THE New Year brings with it the annual Veganuary campaign encouraging consumers to take up a vegan lifestyle.

Increasingly, we are seeing this topic given a disproportionate amount of coverage from national media when you consider that vegans only account for around one per cent of the UK population.

As a local farmer I am grateful for the opportunity to address some of the misinformation that is reported about the UK farming industry during Veganuary.

Firstly, it’s important to recognise that everyone has the right to choose what they eat, without being victimised.

As farmers all we ask is that people can make those decisions based on facts rather than false information.

Scientific and medical communities are in agreement that meat and dairy products play an integral role in a healthy, balanced diet, providing key nutrients, vitamins and minerals that are essential to bone, heart and blood health that are difficult to obtain efficiently through other sources.

During Veganuary the public are bombarded with messages asserting that a meat and dairy-free diet is better for the environment and that such a change will provide the answer to climate change.

This is simply not the case.

Welsh farmers produce some of the most climate friendly meat in the world using the two ingredients we have an abundance of here in Wales – grass and rainfall.
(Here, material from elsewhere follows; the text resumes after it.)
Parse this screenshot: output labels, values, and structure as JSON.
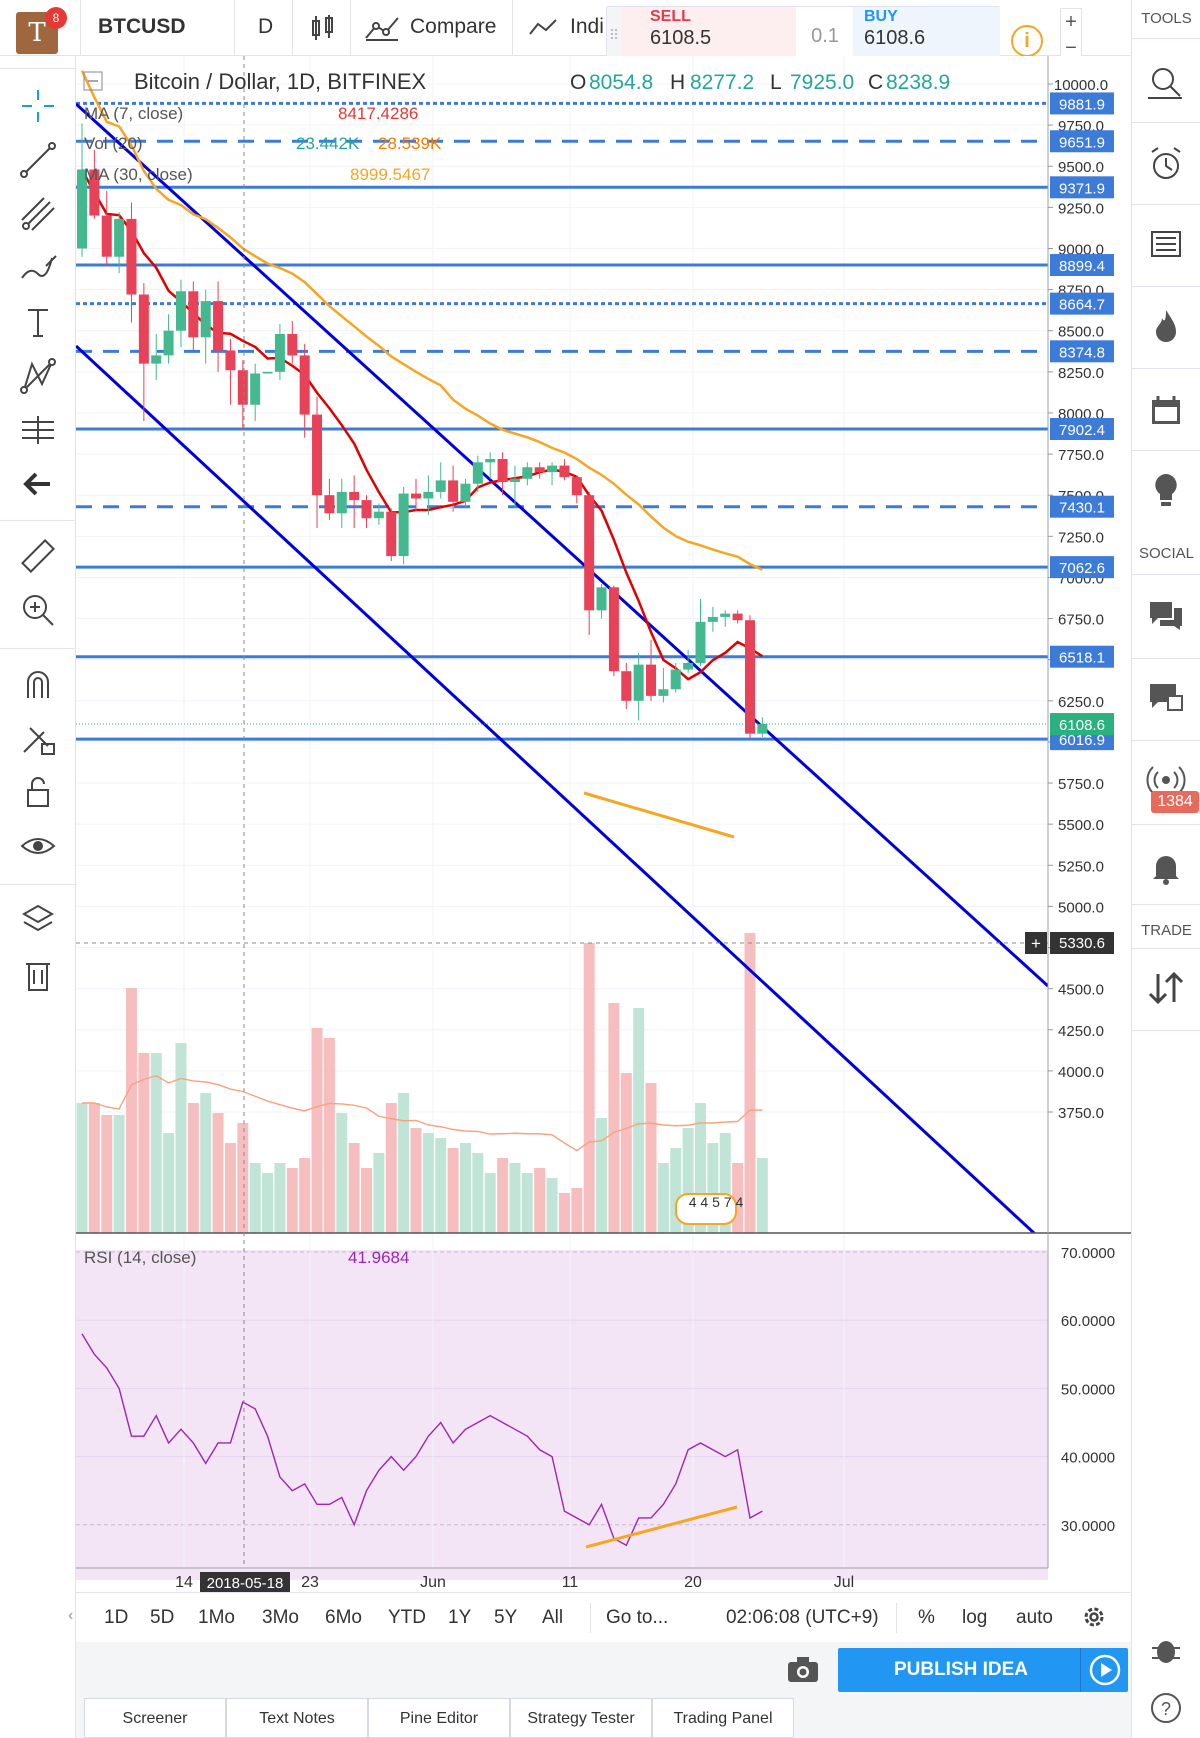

In contrast, some highly processed meat alternatives are responsible for deforestation in other parts or the world.

Dairy-free alternatives like almond ‘milk’, meanwhile, require thousands of litres of water and extensive irrigation systems.

Our advice to consumers is to read the label and buy local wherever possible.

This ensures low food miles and gives you the assurance that what you are purchasing has been produced to the highest animal welfare and environmental standards.